November 14th, 2011 at 6:46 am
We live in India and they can tell by my voice on the phone that I’m not a local. I’ll be told several days in a row “24 hours ma’am, 24 hours ma’am” and no one ever shows up. I have to get an Indian friend to call on my behalf if I want any service at all.
November 14th, 2011 at 7:30 am
The problem, of course, is the fact that it is not possible for them to know, prior to arriving, how long any of the appointments prior to yours will take. They could be over in half an hour. They could take several hours. There’s no way to know.

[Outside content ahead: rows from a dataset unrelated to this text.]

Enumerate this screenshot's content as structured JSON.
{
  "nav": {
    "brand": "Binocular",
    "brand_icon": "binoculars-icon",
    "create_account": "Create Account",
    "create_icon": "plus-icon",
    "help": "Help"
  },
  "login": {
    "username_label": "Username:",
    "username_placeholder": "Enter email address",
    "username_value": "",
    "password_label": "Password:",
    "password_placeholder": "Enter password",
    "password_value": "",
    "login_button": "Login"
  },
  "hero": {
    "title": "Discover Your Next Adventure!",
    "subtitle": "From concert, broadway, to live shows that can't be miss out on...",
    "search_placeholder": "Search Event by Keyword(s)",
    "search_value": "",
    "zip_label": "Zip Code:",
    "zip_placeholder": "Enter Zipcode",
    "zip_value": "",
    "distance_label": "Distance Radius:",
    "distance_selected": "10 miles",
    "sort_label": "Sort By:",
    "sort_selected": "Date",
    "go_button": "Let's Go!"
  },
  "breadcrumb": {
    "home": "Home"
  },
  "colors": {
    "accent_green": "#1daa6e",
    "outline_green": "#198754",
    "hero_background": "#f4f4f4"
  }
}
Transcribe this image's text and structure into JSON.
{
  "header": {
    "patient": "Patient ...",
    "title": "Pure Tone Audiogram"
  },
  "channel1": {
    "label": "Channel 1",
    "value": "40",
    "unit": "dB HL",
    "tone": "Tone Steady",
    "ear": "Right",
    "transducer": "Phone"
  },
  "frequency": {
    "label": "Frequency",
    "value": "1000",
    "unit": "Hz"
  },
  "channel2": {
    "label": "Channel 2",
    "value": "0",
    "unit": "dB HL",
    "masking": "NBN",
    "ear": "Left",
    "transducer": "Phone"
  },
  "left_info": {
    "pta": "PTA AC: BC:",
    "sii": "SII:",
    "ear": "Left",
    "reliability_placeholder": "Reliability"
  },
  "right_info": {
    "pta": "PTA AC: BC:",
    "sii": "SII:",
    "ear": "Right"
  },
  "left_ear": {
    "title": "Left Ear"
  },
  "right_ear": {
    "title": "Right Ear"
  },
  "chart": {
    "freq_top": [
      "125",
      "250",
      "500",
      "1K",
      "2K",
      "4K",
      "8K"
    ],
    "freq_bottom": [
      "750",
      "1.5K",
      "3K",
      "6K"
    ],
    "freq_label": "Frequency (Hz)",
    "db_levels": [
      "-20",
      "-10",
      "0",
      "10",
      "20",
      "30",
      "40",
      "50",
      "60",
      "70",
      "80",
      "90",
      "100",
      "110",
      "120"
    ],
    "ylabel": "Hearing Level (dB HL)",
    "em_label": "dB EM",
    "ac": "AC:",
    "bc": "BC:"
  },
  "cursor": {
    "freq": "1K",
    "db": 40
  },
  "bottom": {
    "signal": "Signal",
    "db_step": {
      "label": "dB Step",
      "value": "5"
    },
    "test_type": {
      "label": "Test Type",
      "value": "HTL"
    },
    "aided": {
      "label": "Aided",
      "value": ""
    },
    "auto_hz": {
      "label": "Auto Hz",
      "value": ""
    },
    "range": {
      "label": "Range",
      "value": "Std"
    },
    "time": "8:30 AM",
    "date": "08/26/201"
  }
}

November 14th, 2011 at 9:30 am
Sears promised to deliver our new washer and dryer to our new house – that we had not moved into yet – between 4:45 and 6:45. I went to the house to wait. Didn’t take supper. Waited, waited, waited. After a few phone calls to their call center, where they would not 1. tell me where they were and 2. let me talk to a supervisor, the truck arrived at 8:30.
The story is here: http://bestofcf.blogspot.com/search/label/Sears
My favorite part was when the CSR told me that the truck was “being in Milwaukee City.” That was when I said, “You’re not in the US, are you?”
Another time, talking to a Target CSR about an order they had inadvertently duplicated, I knew the guy was outside the US the second he suggested that I call the post office to have them just not deliver the package.
November 14th, 2011 at 1:24 pm
Who hasn’t?
As Obi-Wandreas points out, life happens, especially to service people who have to rely on all the customers before you having their act together (ha!).
But they should have called as soon as they knew they were going to be outside the window they had given you.